# Slightly confused!



## calli.h (Aug 29, 2011)

Hi all, 
I have a question...... Arthur has just started growling at dogs when he is on his lead and they come and say hello to him or if he goes to say hello to them. He is fine with them wagging his tail and being friendly then out of nowhere he start growling, but is still wagging his tail . 

Off lead hes is a bouncy ball of fun that still wants to play with all dogs, its the on lead thats puzzling me. He wears a gencon (like a halti) and I have started to just use the normal lead as a experiment to see if it is the headcollar bit making him be funny. Any ideas? He is not normally protective but this is all I can think it might be.....


----------



## DONNA (Jan 7, 2011)

Im no expert but a friend told me when they get to a certain age ,when on lead they tend to guard you more hence they may do a little growl to say this is my owner so back off???

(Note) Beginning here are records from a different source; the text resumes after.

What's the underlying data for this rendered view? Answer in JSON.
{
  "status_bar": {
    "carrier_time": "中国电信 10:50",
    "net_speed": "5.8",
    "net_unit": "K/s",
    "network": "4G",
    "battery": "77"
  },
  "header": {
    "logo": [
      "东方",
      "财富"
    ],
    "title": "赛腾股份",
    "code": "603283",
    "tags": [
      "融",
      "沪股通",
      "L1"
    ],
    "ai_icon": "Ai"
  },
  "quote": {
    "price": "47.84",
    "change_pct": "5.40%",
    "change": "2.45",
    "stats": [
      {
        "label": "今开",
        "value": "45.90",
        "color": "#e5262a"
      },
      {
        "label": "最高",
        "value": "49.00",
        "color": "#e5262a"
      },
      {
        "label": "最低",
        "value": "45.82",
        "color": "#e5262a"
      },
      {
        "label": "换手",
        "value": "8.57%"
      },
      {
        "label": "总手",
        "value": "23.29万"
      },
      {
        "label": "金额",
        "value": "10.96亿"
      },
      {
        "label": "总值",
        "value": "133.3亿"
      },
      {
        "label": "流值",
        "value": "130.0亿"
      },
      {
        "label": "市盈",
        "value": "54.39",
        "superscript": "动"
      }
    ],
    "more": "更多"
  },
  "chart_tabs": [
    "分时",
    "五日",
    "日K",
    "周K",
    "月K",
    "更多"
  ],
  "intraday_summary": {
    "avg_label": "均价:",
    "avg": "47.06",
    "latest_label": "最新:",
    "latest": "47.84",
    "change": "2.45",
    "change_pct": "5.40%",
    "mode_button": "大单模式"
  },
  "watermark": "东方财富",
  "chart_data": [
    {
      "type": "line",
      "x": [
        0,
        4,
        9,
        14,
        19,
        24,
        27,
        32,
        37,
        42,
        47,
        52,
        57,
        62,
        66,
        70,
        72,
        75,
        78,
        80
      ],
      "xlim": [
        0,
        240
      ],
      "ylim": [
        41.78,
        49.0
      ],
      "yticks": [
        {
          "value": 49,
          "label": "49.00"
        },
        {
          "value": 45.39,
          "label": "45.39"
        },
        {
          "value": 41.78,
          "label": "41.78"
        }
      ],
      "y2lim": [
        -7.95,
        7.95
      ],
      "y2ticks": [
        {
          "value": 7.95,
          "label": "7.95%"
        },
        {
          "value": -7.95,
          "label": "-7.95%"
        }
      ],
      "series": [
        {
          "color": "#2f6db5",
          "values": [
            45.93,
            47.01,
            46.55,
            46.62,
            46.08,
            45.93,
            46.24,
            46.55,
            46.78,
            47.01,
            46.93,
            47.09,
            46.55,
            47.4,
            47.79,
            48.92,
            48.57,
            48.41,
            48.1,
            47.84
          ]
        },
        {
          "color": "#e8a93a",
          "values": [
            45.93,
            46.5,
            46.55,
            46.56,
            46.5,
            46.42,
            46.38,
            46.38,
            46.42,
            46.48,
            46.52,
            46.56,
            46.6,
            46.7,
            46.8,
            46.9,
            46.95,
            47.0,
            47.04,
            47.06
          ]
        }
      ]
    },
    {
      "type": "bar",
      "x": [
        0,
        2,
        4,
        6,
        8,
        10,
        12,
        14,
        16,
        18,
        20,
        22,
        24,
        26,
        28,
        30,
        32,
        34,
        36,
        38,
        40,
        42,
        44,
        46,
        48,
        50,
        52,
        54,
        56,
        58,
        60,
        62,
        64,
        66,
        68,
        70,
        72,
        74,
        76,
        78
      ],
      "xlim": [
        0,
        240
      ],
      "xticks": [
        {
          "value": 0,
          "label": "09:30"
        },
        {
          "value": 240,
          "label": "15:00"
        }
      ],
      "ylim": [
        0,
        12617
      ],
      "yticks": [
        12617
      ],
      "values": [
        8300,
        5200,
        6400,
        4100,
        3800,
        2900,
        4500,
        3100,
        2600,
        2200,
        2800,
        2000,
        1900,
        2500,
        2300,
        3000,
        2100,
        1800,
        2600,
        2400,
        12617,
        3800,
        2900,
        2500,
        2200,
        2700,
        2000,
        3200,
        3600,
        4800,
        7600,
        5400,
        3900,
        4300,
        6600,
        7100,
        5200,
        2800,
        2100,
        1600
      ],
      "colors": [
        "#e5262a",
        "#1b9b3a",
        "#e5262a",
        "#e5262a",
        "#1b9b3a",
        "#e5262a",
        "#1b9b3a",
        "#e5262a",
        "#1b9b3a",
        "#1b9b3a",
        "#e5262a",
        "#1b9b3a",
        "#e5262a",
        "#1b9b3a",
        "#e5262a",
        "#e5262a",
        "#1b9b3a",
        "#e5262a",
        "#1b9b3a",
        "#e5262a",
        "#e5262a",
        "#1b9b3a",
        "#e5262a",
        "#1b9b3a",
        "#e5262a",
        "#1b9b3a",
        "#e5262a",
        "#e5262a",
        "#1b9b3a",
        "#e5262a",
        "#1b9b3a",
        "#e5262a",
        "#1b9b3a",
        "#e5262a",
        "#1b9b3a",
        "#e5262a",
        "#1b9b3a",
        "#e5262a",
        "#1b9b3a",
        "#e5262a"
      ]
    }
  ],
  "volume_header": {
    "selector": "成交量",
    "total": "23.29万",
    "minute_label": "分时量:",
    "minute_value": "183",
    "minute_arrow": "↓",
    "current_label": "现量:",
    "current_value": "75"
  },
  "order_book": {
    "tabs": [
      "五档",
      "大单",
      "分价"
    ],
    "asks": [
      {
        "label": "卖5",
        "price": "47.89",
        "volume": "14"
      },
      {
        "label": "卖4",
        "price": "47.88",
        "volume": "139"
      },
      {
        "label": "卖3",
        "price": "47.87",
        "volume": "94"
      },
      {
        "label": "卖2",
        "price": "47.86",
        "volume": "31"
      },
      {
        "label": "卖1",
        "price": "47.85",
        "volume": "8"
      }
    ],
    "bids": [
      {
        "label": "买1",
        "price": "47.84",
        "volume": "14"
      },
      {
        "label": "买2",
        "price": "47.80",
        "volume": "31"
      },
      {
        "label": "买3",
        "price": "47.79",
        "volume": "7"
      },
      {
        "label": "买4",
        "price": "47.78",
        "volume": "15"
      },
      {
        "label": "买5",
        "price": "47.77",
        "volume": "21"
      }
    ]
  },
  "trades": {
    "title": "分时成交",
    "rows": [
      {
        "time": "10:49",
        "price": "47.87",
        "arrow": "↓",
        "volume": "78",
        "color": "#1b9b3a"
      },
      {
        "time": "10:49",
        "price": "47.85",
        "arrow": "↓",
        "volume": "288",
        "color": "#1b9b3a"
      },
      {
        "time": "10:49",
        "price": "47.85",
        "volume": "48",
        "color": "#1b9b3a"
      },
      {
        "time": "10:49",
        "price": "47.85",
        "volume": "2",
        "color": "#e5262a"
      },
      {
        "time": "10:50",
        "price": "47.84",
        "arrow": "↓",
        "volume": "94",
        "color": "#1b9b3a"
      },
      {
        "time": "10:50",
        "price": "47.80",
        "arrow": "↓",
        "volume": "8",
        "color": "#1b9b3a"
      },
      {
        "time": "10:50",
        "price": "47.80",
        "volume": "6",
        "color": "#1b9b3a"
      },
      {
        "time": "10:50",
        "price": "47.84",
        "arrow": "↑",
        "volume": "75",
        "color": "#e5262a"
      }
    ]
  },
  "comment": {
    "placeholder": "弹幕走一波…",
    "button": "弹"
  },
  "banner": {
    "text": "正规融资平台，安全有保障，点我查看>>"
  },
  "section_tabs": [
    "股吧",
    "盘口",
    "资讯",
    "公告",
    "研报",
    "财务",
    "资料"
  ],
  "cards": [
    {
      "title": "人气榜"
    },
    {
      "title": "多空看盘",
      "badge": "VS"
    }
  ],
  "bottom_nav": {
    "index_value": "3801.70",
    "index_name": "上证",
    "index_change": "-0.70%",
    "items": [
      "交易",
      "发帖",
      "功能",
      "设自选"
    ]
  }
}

I may be totally wrong so feel free to laugh at my daft explanation


----------



## wellerfeller (Jul 12, 2011)

Plenty of dogs are like this on led. They're guarding you, off lead he won't do it. Is he neutered yet?


----------



## calli.h (Aug 29, 2011)

Thanks, I thought that might be it as well, but just wanted to see if anyone else thought it was that as well. No he isnt neutered....yet!


----------



## wellerfeller (Jul 12, 2011)

It may be worth thinking about getting him booked in


----------



## francesjl (Mar 24, 2011)

Scamp does this too !!
He's much better off lead but I've come to the conclusion that he's a very vocal dog, he barks at anything new, and even at a dead tree the other week, ( I guess it just looked different to all the others ! )
He has been neutered and that has made no difference to the barking, it has stopped him marking every tree, lamp post, blade of grass etc


----------